Jessica: shocked
Jessica: wants Justice
Jessica: just realized that there is no justice, and good intentions fail, and wrong people win.
Jessica: questions Karma...
Song in my head: Khoon Chala (Rang De Basanti)
The last bit of our year, and the pain penetrates deeper than any emotion I've ever felt. It's true what people say, time doesn't wait for anyone. I wanted to go back to my post about heroes of justice. I wanted to also go back to my previous post about revelations. I come across yet another revelation.
We feel defeated. Tired of fighting, tired of fighting for what's right, tired of fighting for morals, tired of asking for justice... tired of living in a world where no authority has authority and the only ones who win are those who aren't just, who are wrong, and who are selfish. If winning is for selfish people, I don't ever want to be so ambitious in my life.
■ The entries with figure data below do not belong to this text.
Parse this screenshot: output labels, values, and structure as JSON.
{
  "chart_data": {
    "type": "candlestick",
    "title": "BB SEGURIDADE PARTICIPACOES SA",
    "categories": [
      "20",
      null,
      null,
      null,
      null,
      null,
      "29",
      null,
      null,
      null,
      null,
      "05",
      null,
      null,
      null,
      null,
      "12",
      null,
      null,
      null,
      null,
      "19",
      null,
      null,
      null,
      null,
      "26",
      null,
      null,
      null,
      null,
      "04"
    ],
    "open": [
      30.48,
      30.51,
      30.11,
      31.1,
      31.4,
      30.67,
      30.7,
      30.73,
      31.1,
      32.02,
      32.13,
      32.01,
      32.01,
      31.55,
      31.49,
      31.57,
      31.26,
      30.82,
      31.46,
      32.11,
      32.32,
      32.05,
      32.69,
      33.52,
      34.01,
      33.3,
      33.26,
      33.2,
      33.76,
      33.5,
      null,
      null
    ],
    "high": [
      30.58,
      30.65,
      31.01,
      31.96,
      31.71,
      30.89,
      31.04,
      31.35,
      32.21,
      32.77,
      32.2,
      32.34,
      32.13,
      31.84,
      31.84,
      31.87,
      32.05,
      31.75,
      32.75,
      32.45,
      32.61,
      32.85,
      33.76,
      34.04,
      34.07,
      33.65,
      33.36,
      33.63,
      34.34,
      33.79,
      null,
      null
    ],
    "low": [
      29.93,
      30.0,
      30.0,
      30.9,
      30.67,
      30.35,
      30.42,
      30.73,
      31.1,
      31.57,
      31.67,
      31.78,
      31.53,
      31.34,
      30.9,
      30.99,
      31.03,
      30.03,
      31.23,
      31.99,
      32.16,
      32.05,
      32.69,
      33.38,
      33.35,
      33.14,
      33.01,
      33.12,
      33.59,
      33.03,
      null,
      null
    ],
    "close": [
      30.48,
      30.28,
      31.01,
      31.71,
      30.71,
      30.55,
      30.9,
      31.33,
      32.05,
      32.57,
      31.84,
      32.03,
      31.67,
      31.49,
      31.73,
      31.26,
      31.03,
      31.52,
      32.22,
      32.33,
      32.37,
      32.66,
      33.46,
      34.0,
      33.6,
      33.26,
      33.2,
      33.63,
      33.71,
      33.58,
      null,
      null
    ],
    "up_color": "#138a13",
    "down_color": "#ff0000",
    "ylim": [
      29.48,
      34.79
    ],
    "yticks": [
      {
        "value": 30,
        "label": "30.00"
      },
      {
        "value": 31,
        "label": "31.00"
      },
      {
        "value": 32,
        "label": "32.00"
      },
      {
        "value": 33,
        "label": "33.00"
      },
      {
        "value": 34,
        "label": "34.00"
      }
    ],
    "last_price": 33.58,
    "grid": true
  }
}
I thought justice alone is its own supporter, it's own reality, its own strength, and its own proof. I refuse to sit back and believe that justice loses. I refuse to believe that fighters of justice can lose.
What happened in the past few months, the realization that took place in the few hours of that Saturday afternoon, nothing can be replaced, forgotten. Nothing can be understood...I know time will make it all better. But will it really?
Was this all that was to be learned from this? Our trust in justice, in the good, is it to be lost?
Time is the only resolution?
I wish I could take away all this pain for us and drink it like the poison Shivji drank. I wish I could really be the change I want to see in this world.